Autre variable, l'entreprise en elle-même.
Il est assez intéressant de remarquer que les petites et les grandes entreprises semblent freiner les comportements hostiles. Ce sont dans les entreprises de taille moyenne (50-500 salariés) que les salariés se plaignent le plus de mauvaises conditions psychologiques de travail. Il est à noter que mauvaises conditions physiques et psychologiques vont généralement de pair : ainsi les travaux les plus pénibles sont associés au signalement de comportements hostiles, ainsi que les secteurs soumis à des tensions (exigence d'une productivité importante, menace de perte d'emploi), et les activités connotées négativement dans la société (nettoyage, sécurité).

Limites de l'enquête
Pour intéressant qu'elle soit, cette enquête souffre d'un manque important : elle n'inclut pas les fonctions publiques d'Etat et territoriale.

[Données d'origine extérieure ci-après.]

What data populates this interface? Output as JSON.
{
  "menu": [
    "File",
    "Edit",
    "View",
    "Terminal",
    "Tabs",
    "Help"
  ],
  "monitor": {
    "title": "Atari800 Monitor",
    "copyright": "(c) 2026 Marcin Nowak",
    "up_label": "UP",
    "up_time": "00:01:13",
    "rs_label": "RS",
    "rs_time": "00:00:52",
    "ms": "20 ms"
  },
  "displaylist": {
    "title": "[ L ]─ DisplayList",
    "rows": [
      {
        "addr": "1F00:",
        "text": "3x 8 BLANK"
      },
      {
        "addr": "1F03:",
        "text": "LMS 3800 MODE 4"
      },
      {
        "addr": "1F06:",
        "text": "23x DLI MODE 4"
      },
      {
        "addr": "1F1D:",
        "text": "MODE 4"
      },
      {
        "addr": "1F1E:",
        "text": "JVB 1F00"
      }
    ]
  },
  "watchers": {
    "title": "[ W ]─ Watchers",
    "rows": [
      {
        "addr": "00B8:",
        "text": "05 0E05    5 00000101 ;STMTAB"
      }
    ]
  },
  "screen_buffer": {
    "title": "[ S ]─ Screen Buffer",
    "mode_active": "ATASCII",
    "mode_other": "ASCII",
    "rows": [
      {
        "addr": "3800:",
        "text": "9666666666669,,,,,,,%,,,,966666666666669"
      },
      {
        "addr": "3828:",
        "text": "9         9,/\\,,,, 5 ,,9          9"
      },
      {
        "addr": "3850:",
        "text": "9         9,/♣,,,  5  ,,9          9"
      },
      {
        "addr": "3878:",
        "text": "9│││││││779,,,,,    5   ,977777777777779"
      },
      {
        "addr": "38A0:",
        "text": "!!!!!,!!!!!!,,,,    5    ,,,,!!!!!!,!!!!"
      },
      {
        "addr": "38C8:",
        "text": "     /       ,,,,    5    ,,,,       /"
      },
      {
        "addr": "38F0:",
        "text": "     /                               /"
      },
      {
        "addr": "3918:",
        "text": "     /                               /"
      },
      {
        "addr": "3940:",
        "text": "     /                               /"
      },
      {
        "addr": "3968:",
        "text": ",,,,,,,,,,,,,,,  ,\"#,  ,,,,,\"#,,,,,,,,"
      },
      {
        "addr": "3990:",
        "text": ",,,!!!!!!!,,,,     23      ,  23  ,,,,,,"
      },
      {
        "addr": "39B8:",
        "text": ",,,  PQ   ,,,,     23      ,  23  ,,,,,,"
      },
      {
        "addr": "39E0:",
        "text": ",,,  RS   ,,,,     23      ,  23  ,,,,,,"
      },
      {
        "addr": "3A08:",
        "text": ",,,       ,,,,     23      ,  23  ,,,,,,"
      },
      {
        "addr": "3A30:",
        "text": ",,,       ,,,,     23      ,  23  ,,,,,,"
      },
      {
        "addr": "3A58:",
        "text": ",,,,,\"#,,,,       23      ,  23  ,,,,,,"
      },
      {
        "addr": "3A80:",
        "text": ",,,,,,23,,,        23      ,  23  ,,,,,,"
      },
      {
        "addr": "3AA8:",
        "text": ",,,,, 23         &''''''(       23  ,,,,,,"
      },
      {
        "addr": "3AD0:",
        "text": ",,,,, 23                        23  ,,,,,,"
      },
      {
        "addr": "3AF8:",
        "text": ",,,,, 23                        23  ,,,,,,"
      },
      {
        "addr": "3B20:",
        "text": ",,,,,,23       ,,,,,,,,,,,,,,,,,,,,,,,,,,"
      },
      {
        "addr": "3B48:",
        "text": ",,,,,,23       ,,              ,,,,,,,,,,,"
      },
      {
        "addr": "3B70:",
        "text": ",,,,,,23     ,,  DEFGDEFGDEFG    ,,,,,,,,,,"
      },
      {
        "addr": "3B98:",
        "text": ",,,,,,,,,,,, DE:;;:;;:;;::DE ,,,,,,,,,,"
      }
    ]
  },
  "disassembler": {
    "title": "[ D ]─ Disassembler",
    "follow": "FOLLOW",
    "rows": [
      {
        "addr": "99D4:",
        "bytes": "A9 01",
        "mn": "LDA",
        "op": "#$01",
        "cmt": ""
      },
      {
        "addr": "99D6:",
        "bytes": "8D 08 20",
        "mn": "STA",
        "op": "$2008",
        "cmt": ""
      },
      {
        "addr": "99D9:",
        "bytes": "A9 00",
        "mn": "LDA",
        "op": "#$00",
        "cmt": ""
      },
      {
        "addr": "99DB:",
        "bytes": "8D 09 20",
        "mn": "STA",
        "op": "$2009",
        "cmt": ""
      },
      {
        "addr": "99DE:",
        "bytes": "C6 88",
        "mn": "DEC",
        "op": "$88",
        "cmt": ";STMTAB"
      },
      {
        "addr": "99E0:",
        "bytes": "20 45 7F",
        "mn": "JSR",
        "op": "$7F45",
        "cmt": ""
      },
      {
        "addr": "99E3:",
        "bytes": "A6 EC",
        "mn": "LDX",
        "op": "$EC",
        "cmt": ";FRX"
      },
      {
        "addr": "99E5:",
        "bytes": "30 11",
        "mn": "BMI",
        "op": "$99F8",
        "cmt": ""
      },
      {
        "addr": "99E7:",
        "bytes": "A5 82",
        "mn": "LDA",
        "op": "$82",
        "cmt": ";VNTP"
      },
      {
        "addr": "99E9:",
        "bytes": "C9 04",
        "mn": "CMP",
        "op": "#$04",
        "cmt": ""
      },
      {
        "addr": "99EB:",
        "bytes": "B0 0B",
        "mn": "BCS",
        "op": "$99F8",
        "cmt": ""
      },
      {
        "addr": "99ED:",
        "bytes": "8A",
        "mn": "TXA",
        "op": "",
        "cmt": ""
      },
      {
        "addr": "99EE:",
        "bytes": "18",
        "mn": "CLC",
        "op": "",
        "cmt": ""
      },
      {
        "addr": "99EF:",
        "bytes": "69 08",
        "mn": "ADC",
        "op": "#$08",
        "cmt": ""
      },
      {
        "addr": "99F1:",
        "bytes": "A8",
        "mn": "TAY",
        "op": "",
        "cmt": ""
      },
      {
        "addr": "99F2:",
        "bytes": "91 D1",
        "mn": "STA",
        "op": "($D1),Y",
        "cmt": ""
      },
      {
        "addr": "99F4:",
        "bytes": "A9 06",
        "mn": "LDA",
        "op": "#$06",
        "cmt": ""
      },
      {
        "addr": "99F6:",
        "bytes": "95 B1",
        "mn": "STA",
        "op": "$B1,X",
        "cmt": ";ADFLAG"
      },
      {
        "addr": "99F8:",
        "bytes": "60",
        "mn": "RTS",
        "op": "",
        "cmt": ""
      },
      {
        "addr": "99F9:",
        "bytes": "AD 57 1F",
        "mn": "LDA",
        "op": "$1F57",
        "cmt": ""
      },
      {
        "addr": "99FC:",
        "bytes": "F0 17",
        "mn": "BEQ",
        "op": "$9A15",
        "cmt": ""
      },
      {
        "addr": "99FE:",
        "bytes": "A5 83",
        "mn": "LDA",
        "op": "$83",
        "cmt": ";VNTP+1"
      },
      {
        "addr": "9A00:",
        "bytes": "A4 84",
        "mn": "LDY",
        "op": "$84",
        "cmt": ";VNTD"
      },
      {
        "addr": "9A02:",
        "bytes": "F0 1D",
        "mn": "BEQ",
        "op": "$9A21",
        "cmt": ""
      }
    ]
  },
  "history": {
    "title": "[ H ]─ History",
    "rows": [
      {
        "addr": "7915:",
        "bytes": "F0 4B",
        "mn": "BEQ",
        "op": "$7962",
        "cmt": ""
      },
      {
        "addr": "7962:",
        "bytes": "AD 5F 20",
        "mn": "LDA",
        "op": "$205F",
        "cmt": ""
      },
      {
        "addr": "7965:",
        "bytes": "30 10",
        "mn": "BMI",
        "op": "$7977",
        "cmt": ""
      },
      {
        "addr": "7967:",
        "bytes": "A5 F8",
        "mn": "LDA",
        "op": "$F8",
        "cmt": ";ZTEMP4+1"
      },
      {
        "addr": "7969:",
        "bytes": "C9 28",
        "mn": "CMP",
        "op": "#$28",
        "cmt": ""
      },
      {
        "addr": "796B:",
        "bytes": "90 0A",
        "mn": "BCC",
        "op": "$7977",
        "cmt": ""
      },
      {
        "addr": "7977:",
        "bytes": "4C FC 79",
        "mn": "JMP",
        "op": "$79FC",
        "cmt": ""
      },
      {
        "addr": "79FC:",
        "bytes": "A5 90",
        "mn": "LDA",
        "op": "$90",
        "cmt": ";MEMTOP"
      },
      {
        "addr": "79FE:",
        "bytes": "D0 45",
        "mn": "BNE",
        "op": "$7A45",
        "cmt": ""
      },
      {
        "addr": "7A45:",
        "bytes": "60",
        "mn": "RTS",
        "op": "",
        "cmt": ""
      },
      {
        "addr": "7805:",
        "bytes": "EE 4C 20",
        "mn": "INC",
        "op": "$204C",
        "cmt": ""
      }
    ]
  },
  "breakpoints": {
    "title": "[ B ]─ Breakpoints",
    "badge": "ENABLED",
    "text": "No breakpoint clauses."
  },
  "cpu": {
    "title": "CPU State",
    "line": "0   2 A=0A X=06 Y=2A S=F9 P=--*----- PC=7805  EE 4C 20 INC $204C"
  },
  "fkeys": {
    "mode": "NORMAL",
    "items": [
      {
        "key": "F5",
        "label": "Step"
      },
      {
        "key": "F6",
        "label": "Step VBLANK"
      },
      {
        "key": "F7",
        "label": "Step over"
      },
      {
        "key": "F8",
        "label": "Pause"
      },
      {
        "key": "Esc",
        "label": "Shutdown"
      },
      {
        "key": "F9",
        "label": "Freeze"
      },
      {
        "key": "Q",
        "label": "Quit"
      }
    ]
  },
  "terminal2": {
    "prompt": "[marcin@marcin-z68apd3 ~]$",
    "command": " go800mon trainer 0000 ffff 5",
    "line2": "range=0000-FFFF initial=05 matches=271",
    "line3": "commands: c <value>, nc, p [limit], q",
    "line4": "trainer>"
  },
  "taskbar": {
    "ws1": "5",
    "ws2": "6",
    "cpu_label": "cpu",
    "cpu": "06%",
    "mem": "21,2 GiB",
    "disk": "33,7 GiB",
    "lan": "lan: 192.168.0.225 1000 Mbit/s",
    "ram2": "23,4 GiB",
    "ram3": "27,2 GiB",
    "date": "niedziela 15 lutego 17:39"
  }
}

Il aurait été intéressant de pouvoir comparer les grands secteurs, public et privé. t il aurait été d'autant plus intéressant de pouvoir mener une étude longitudinale afin d'observer (ou non) des évolutions dans le temps, traduisant probablement les évolutions des méthodes de travail dans la fonction publique au cours de ces dernières décennies. Un comparatif international aurait également pu être intéressant, mais les harmonisations statistiques n'atteignent pas encore des degrés aussi fin. Il serait pourtant intéressant de voir s'il existe des disparités importantes, ne serait ce qu'au sein de l'Union Européenne. M'est avis que des sociétés plus égalitaires telles que les sociétés nordiques (qui ont également développé au maximum les cultures d'entreprise), obtiendraient de meilleurs résultats.

En parlant de culture d'entreprise et de symbiose corporate, on n'a jamais fait mieux que la Cogip :



Source : Un salarié sur six estime être l’objet de comportements hostiles dans le cadre de son travail, Premières synthèses premières informations, Dares, mai 2008.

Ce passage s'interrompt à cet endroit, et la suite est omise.